This paper proposes a novel perceptual watermarking scheme operating in a Hermite transform domain. To achieve an
acceptable level of watermark invisibility, masking properties of the Human Vision system (HVS) are exploited in the
extraction of relevant local image features (texture, smooth regions, edges) for watermark embedding purpose. Many
other works suggest the use of wavelets or contourlets. In our case, image features are extracted efficiently from the
Hermite transform image representation which agrees with the Gaussian derivative model of the human visual
perception. The resulting weighing mask is used to adapt the watermark strength to image regions during the embedding
In order to ensure watermark resistance to global affine geometric attacks (rotation, scaling, translation and shearing) the
design of the watermarking scheme is modified, mainly, by incorporating a normalization procedure. Image
normalization, a means to achieve invariance to geometric transformations, is well known in computer vision and pattern
recognition areas.

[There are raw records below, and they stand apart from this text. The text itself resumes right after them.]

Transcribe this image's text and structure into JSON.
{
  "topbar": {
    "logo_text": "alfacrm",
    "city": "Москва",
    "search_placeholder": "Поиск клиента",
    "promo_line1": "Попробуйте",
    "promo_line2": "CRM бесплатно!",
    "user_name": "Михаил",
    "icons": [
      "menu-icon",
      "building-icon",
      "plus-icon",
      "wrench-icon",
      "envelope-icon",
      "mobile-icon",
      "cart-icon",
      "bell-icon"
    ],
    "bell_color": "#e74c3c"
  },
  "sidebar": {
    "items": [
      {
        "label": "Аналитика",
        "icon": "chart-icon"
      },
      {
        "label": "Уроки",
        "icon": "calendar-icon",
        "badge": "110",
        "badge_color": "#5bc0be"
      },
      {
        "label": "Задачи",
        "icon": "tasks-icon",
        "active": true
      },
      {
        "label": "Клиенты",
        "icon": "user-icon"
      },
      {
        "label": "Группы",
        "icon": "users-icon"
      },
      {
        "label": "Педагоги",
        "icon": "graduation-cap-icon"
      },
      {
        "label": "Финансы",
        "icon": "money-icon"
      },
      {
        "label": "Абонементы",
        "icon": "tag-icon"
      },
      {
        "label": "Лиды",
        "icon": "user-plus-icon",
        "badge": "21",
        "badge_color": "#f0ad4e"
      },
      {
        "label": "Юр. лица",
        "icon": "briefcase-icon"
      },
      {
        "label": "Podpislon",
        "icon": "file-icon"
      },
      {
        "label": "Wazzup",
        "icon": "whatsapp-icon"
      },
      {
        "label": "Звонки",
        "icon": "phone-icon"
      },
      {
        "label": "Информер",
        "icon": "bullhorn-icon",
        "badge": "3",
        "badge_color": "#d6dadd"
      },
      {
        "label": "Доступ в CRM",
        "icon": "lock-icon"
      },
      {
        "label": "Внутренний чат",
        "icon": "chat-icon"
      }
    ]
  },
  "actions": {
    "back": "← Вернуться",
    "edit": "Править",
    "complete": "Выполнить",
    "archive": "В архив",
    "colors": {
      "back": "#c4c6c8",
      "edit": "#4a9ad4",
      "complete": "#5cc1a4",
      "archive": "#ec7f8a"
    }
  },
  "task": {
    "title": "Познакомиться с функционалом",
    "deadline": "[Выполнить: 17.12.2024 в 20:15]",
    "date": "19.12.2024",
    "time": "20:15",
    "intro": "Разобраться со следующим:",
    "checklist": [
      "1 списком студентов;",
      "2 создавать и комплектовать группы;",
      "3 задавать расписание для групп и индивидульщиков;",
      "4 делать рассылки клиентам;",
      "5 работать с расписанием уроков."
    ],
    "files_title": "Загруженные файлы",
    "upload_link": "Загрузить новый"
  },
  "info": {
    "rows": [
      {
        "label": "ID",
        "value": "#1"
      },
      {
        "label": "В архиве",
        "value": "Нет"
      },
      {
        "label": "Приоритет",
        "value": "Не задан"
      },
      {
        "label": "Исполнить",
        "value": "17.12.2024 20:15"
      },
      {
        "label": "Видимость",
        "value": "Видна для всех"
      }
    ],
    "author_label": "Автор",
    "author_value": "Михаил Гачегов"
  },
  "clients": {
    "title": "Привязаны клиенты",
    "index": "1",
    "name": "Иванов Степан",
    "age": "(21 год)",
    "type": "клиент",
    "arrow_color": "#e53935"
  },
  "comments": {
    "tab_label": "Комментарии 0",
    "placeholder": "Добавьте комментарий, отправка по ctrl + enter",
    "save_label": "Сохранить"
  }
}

In this new design, both watermark embedding and detection are carried out in the Hermite transform
domain of moment-based normalized images.
A sequence of tests is conducted on various images. Many removal attacks (JPEG compression, additive noise and
filtering) as well as geometric attacks are applied from the Checkmark benchmark. Experimental results show the
effectiveness of the whole scheme in achieving its goals in terms of watermark invisibility and robustness.